Saya masih ingat penyesalan pertama saya dalam hidup saya. Itu ketika saya masih di sekolah dasar - saya kira saya berusia sekitar 9 tahun saat itu. Saya sedang berjalan keluar rumah, ingin pergi ke rumah teman sekolah saya yang tinggal di dekat rumah saya. Saat saya berjalan melewati taman kecil perumahan saya di pinggir jalan, saya melihat seorang lelaki tua keriput berjalan ke arah saya. Dia tampak seperti sedang mencari sesuatu di tanah, yang saya anggap sampah daur ulang, seperti kaleng, botol, dll. Dia tampak bagi saya seperti tunawisma, dia tidak memakai sepatu atau sandal apa pun, dia membawa tas plastik sobek yang kotor. Saya berhenti dan mengamatinya sebentar. Saya berharap saya punya uang di saku saya saat itu. Saya tidak membawa apapun. Saya tiba-tiba mendapat ide, saya kemudian lari kembali ke rumah saya tanpa mengatakan apapun padanya. Saya mencari sandal jepit atau sandal ayah saya, dan menemukan sepasang, saya berlari kembali untuk menemukannya. Saya bermaksud untuk memberinya sepasang sandal jepit, jadi setidaknya dia tidak harus berjalan dengan telanjang kaki lagi. Sayangnya, ketika saya kembali ke tempat yang sama di mana dia berada, dia sudah pergi. Saya merasa tidak enak dan menangis. Penyesalan saya adalah saya seharusnya berbicara dengannya lebih dulu, memintanya menunggu, jadi dia tahu bahwa saya akan memberinya alas kaki. Tapi saya tidak bisa berpikir jernih saat itu. Huffh. Saya mencoba meyakinkan diri sendiri bahwa orang tua itu akan baik-baik saja. Saya hanya bisa berdoa semoga orang lain akan melihatnya, dan membantunya lebih dari yang saya bisa. Penyesalan itu sebenarnya menghantui saya untuk sementara waktu.

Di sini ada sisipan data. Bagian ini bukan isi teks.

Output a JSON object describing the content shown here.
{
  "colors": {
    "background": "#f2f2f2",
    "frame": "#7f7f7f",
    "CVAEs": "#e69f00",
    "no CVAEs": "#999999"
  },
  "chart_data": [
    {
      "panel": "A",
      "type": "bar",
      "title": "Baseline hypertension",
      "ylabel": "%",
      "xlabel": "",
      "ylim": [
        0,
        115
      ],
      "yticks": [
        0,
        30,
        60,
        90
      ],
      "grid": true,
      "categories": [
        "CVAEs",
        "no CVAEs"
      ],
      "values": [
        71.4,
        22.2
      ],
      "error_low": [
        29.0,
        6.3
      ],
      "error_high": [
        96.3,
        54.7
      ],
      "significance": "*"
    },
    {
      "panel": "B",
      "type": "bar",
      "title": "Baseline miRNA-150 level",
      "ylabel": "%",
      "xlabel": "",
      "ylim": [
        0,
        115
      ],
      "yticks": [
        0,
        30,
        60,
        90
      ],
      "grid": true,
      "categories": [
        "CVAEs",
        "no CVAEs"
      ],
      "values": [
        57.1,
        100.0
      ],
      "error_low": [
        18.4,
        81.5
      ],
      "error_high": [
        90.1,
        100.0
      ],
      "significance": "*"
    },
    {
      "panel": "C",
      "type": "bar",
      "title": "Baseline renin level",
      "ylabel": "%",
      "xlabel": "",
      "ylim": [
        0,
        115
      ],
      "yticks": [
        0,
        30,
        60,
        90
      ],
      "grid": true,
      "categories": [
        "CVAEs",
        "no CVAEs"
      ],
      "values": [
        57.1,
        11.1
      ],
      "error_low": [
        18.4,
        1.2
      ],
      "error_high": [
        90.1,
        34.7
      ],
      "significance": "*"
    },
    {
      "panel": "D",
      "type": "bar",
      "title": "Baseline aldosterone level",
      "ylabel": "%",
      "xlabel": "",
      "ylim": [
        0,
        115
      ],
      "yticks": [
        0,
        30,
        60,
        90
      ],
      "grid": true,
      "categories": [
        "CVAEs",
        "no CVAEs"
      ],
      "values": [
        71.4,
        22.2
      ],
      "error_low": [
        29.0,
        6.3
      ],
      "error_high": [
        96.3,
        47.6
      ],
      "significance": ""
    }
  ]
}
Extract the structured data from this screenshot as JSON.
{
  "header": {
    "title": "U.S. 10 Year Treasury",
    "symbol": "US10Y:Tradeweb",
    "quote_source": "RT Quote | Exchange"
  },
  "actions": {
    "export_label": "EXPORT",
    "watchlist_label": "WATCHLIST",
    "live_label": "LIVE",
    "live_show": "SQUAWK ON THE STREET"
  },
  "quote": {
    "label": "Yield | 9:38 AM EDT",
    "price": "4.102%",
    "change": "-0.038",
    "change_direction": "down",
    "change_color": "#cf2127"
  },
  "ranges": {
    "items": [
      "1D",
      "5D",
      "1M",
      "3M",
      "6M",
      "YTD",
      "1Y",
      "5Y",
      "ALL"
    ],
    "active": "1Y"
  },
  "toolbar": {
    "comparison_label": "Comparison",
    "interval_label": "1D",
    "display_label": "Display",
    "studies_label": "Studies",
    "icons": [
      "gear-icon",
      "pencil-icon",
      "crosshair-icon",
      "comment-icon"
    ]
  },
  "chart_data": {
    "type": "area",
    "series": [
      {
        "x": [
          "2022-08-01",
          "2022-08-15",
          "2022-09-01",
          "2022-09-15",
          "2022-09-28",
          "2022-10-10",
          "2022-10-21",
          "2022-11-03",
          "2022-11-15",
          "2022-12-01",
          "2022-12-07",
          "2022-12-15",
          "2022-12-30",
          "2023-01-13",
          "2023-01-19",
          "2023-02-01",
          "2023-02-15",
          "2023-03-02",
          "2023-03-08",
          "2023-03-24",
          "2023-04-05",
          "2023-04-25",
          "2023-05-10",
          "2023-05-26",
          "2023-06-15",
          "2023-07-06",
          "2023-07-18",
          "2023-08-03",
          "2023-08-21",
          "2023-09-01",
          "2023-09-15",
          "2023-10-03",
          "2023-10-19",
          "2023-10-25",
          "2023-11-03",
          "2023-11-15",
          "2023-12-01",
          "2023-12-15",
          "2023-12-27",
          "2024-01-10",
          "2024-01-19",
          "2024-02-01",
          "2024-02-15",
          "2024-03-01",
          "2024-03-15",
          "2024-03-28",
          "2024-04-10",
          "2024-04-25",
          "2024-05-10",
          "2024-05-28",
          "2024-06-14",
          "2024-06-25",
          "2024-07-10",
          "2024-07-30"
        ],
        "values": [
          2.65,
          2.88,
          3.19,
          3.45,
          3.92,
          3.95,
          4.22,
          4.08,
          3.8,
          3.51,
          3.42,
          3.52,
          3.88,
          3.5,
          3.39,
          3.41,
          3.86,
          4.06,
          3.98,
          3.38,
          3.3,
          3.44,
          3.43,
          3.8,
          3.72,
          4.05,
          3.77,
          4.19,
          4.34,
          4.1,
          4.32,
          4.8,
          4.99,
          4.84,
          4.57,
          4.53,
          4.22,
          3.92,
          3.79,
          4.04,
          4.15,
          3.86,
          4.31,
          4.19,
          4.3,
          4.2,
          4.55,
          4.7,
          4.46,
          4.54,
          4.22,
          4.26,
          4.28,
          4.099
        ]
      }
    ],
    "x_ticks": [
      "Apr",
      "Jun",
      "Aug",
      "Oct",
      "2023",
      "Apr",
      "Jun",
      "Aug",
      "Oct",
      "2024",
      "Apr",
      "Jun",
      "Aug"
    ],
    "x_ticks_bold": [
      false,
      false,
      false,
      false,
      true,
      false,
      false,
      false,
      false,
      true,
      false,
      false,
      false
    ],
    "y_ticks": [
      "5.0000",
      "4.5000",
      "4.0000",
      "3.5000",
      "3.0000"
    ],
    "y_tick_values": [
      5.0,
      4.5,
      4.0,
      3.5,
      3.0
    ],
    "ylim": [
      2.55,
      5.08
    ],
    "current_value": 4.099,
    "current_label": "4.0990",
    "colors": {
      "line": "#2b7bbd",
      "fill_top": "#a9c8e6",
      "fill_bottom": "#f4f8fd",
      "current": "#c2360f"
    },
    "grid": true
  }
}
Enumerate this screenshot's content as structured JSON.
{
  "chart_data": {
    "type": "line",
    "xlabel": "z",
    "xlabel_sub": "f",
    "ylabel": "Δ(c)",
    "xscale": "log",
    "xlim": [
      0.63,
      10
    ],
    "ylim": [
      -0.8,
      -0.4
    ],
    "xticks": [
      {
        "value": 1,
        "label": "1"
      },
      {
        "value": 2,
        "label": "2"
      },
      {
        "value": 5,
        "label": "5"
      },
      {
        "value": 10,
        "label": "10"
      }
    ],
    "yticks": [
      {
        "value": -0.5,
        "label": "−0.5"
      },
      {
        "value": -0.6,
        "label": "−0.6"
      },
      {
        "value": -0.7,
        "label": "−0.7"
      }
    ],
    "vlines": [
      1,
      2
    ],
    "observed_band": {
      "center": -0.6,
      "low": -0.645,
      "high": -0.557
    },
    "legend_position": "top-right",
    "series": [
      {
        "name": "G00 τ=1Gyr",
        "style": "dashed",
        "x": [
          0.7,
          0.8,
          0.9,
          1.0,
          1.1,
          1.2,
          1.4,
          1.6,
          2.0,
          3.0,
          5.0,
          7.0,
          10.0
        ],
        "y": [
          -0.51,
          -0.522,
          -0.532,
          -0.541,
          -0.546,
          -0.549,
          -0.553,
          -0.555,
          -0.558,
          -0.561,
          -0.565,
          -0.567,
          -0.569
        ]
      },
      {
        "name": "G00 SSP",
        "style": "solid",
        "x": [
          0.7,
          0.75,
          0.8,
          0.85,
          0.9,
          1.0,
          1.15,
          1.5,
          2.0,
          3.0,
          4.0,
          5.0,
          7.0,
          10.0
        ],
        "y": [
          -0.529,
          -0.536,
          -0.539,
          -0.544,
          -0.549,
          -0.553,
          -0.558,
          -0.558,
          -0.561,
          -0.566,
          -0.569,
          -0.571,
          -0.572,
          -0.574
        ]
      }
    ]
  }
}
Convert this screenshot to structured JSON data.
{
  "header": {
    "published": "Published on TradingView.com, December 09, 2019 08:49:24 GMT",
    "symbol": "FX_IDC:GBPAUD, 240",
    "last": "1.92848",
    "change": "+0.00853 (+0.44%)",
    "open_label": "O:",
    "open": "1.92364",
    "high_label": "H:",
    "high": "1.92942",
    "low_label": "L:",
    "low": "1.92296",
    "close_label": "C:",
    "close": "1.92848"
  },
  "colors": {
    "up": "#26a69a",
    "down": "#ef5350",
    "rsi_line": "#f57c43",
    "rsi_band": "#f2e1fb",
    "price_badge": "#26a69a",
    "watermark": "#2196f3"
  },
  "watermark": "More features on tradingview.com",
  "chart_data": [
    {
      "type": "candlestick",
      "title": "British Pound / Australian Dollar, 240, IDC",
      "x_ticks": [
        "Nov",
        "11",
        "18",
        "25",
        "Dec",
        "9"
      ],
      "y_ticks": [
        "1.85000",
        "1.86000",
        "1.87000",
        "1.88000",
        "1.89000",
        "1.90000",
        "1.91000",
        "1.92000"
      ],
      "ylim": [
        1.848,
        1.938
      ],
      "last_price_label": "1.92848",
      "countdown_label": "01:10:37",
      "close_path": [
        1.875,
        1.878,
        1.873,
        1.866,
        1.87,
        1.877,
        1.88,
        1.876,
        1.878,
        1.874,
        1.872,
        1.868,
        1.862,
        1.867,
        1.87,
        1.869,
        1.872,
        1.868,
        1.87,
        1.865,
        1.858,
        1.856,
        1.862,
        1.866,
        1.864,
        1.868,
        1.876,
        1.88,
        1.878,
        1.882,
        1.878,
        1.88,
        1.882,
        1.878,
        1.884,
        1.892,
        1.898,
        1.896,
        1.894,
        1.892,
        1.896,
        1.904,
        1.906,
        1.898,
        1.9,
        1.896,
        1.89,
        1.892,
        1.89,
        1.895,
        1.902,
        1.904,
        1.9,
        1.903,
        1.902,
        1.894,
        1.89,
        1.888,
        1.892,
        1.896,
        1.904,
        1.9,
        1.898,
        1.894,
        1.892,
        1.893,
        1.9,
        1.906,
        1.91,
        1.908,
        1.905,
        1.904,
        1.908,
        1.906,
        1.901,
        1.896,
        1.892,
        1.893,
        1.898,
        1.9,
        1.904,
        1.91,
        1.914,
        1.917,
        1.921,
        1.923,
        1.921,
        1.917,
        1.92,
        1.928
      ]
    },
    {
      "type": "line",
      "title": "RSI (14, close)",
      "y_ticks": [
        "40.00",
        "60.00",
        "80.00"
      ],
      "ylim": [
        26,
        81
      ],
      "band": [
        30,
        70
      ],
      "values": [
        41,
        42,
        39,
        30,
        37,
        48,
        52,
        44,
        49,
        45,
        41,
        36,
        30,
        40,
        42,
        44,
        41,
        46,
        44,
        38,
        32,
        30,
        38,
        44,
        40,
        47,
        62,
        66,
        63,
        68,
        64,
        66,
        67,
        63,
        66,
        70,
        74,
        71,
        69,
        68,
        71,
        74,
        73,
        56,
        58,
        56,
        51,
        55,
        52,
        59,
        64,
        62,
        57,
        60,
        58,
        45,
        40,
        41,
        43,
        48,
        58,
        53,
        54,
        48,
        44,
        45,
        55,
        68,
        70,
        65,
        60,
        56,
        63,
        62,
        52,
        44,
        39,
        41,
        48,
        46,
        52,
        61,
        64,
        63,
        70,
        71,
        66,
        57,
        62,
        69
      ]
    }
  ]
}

Saya memiliki beberapa penyesalan lain dalam hidup saya ketika saya masih remaja. Saya merasa saya seharusnya lebih fokus ke sekolah saya dan belajar lebih keras seperti dulu. Perspektif remaja saya berubah sedikit dulu, karena saya pikir menjadi anak yang keren lebih baik daripada anak yang pintar. Saya pergi ke klub malam pertama kali ketika saya berusia 14 tahun, saya bahkan belum memiliki kartu identitas saya saat itu (Petugas keamanan selalu menghentikan saya karena saya selalu terlihat sangat muda, tetapi saya biasanya meminjam KTP teman yang lebih tua untuk masuk ke klub malam). Saya sudah pernah berada di posisi itu, melakukan hal itu. Oleh karena itu ketika saya lebih tua, saya dapat mengendalikan diri saya lebih dari beberapa teman saya, tidak menjadi liar lagi, karena mereka mulai menginjak ke klub malam agak terlambat. Saya merasa setiap keputusan yang kita buat akan mengajarkan beberapa pelajaran dalam hidup.

Bicara tentang penyesalan selalu membuat saya teringat pertama kali bertemu suami saya. Itu tidak buruk! Tapi ternyata salah satu penyesalan terbesar dalam hidup saya adalah alasan bagaimana saya bertemu dengan cinta dalam hidup saya. Begini ceritanya:

Pertama, izinkan saya memulai dengan sedikit informasi tentang ketika saya bertemu suami saya untuk pertama kalinya. Saya bertemu dengannya melalui pekerjaan - Kamu dapat memeriksa tulisan perjalanan cinta saya (ini dan itu  atau yang ini untuk detail lebih lanjut.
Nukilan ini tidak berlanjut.